The company acquired the 1870s industrial complex on the Albert Canal in 1998 with the idea of creating “an authentic cultural and residential island amidst a wealth of art and nature”, according to a press release. “We fell in love with [the site] in the late 90s, and choose the sculpture At the Edge of the World (2000) by Anish Kapoor to be the central heart [of] it,” Vervoordt says. He  adds that the site is gradually evolving into an “art village”.

In addition to 98 flats and lofts, a restaurant, a grocery store, a chapel and a medical practice, the Kanaal site also houses the Axel and May Vervoordt Foundation, a non-profit founded in 2008 by Axel and his wife to oversee the couple’s eclectic art collection of antiquities, paintings by Zero Group artists Heinz Mack and Otto Piene, Gutai canvases and works by contemporary artists such as Kapoor and Cai Guo Qiang.
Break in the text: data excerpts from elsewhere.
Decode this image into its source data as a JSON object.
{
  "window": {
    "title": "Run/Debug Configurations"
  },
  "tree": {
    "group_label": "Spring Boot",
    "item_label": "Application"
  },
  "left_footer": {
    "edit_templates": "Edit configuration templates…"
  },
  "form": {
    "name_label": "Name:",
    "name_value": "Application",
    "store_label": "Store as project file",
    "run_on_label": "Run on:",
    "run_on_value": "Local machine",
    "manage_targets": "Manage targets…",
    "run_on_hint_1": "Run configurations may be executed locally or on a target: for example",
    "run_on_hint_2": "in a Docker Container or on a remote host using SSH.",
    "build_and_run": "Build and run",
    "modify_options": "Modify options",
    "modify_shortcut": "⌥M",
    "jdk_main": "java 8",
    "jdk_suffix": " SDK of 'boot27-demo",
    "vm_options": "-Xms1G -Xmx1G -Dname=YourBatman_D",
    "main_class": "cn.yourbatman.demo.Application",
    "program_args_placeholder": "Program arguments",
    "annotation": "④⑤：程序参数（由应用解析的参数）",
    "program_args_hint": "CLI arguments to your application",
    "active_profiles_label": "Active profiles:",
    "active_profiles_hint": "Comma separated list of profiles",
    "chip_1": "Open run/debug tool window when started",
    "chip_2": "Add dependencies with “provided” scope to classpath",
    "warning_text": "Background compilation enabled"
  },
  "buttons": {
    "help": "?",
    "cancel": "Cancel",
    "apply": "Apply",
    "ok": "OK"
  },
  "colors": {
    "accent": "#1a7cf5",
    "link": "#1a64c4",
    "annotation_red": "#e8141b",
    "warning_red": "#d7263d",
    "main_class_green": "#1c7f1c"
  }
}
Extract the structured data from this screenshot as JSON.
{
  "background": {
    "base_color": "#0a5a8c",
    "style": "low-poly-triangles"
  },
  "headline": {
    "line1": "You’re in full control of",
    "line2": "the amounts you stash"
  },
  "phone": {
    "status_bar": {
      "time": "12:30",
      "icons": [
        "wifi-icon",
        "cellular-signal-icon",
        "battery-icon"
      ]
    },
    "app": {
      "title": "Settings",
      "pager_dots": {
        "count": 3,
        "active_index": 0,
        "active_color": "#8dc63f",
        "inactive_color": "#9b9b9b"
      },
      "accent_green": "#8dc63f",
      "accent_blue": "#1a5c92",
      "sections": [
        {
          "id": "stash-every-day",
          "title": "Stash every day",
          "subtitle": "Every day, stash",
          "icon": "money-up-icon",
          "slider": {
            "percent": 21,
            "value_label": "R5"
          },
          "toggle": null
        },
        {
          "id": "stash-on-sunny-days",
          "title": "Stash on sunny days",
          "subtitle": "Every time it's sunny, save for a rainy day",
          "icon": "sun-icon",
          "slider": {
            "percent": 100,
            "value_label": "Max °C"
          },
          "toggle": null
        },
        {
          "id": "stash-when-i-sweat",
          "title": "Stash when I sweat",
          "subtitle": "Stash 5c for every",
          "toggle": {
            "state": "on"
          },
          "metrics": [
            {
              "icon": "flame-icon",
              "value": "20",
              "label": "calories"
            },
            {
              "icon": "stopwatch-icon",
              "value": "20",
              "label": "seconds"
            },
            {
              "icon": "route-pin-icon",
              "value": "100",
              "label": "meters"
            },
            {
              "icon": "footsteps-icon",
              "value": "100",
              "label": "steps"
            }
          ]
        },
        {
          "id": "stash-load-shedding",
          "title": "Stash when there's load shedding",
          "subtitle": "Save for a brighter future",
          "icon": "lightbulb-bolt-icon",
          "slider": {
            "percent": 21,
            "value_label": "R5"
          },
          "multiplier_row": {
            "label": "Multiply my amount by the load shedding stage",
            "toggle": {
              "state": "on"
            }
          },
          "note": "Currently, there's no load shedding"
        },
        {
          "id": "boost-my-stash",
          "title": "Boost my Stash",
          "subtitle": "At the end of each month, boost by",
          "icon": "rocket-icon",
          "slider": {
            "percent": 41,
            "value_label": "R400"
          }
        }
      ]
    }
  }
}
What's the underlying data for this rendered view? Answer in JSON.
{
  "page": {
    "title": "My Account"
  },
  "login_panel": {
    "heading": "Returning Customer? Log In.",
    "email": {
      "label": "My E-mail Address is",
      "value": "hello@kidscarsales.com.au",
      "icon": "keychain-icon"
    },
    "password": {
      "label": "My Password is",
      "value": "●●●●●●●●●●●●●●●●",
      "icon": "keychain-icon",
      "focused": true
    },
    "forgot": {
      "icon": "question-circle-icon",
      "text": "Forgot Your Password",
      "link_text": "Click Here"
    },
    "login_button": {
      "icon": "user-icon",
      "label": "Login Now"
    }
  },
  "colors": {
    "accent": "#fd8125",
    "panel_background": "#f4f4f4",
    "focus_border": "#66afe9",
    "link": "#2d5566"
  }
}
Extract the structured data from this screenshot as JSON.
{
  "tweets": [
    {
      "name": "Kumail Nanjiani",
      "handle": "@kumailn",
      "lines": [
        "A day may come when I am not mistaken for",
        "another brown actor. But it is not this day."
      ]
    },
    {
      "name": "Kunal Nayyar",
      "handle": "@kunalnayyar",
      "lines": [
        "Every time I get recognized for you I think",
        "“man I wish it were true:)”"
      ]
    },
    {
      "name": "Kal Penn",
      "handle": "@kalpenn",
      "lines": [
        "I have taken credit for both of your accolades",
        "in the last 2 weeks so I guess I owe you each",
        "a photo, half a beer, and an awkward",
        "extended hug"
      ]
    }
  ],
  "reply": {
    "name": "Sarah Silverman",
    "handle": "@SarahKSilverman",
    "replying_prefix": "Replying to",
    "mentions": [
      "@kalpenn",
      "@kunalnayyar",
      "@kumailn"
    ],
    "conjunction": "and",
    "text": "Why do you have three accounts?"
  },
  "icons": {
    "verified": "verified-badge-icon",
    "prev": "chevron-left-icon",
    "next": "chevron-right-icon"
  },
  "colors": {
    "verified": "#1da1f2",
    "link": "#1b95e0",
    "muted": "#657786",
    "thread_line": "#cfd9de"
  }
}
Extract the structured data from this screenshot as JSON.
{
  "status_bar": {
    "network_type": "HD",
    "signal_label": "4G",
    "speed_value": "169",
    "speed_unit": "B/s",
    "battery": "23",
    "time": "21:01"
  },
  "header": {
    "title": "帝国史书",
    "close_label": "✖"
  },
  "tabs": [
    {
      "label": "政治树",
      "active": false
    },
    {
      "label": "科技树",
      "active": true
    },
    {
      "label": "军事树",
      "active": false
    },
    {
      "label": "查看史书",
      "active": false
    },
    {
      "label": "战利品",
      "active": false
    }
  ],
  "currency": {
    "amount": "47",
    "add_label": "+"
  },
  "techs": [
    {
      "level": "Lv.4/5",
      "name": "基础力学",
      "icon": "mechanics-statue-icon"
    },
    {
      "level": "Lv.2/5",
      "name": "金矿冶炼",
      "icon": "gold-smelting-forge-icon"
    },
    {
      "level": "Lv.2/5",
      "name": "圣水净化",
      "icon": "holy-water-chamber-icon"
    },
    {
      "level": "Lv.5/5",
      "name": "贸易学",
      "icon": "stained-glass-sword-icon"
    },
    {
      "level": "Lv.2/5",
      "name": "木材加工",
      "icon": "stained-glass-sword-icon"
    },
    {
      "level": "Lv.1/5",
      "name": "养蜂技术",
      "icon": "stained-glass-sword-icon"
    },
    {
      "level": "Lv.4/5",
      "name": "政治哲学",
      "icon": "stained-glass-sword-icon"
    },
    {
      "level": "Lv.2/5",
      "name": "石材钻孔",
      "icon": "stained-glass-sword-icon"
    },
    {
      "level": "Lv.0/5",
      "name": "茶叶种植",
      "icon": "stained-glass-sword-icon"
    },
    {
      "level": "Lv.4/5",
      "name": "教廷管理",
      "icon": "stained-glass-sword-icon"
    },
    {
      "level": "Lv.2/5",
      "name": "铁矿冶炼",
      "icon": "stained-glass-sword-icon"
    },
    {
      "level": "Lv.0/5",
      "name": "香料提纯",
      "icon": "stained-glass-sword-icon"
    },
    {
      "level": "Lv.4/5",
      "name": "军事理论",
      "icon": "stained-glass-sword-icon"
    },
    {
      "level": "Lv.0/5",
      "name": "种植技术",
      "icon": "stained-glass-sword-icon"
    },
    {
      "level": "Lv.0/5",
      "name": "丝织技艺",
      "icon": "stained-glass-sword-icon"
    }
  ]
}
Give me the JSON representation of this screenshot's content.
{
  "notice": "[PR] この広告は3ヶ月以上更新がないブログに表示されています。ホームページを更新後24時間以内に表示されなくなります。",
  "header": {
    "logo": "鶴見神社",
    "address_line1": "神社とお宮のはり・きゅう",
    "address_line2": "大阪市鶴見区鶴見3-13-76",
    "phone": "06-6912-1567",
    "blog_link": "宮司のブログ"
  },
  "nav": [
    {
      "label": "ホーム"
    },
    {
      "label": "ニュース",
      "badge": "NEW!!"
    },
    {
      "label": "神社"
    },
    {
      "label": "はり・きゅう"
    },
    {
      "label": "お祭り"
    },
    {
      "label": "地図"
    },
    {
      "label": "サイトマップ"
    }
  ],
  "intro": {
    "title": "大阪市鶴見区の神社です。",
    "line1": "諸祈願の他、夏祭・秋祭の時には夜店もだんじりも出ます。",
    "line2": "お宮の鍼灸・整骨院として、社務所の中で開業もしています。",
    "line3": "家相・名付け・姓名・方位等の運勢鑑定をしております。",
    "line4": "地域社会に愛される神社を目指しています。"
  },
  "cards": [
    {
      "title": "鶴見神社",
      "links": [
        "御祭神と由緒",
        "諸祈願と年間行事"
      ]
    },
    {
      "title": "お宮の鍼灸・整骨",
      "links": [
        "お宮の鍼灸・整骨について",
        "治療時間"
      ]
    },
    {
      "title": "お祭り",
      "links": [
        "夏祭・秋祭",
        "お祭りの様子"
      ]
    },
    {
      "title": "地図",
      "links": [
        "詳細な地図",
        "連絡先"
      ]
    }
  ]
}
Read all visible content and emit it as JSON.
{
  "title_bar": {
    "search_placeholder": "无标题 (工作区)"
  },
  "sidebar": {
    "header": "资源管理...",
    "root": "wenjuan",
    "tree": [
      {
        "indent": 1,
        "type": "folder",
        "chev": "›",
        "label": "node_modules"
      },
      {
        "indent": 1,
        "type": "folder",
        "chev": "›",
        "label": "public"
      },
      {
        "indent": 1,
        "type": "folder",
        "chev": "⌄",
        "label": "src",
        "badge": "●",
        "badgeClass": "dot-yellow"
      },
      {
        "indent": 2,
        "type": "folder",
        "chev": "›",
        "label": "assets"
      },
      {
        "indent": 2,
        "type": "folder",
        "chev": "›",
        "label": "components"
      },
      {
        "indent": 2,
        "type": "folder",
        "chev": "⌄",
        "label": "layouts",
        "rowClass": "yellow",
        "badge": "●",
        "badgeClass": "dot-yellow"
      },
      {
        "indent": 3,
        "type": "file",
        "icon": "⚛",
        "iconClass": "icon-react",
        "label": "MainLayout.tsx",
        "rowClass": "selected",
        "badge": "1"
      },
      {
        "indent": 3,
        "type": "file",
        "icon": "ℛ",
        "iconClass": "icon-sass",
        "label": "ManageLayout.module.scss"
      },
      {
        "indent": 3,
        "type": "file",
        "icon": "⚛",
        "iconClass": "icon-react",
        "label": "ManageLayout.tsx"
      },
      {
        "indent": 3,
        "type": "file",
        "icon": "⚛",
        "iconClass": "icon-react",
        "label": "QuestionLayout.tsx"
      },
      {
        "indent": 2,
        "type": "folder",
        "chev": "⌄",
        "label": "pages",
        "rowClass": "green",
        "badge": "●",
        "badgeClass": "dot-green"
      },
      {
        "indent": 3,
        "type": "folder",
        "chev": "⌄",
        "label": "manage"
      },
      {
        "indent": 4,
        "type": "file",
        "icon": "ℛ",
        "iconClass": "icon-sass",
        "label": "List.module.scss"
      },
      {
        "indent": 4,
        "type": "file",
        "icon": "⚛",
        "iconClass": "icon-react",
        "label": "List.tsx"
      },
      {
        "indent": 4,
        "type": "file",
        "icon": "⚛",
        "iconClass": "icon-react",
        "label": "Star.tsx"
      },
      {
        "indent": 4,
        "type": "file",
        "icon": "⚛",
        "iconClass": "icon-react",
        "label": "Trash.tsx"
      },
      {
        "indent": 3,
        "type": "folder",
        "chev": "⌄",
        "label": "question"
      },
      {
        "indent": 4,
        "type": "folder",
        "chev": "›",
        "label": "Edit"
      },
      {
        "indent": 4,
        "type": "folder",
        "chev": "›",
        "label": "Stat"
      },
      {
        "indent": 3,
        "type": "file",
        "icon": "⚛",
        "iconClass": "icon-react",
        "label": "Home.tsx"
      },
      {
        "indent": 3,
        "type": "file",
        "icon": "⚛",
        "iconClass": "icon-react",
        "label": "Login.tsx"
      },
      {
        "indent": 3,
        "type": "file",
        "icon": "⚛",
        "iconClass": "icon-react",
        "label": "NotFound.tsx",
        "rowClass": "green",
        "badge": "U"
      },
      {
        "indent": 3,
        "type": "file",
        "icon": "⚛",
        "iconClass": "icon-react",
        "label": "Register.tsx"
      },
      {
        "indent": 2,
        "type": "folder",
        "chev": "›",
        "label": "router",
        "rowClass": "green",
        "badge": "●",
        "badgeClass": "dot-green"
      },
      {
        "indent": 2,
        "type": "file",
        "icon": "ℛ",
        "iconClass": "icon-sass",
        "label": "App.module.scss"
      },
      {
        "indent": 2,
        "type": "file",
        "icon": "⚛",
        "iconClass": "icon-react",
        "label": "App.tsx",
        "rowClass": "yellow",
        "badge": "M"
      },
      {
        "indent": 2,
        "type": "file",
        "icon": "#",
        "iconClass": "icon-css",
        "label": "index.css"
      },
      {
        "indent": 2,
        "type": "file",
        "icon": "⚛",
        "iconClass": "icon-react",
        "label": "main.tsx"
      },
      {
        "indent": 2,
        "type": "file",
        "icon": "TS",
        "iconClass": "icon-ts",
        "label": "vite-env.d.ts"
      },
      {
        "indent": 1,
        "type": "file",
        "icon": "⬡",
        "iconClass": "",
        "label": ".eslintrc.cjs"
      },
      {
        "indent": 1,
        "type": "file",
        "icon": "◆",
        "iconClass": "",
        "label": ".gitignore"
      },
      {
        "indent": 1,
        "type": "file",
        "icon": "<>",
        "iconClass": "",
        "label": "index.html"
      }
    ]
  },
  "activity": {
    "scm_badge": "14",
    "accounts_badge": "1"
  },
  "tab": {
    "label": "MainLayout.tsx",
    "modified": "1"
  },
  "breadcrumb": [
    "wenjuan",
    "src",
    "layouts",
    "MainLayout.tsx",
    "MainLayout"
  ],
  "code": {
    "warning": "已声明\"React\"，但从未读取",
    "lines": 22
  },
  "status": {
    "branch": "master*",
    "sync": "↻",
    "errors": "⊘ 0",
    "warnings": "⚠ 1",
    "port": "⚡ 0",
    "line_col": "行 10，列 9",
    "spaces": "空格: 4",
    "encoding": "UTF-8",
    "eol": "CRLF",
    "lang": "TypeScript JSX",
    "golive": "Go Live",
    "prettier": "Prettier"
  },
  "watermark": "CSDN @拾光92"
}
As well as loaning works to other institutions, the foundation mounts its own shows both on-site and at other museums. Its next major offsite exhibition is being held at the Palazzo Fortuny during the Venice Biennale, but details have yet to be announced.

The new gallery opens with a major retrospective of work by the Gutai artist Kazuo Shiraga (until 13 May). “Shiraga has been a constant source of inspiration for our work, and we are both delighted and privileged to open our new gallery with such an important retrospective of his oeuvre,” Vervoordt says.

Meanwhile, at The European Fine Art Fair in Maastricht (10-19 March), the gallery is showing a mix of Egyptian and Classical antiquities and Modern and contemporary works, including El Anatsui’s Hesitant Rivers (2012), a piece about pollution and climate change, which will be placed at the entrance of the booth. “We feel the world is changing, and we need a positive response to all the negative thinking,” Vervoordt says.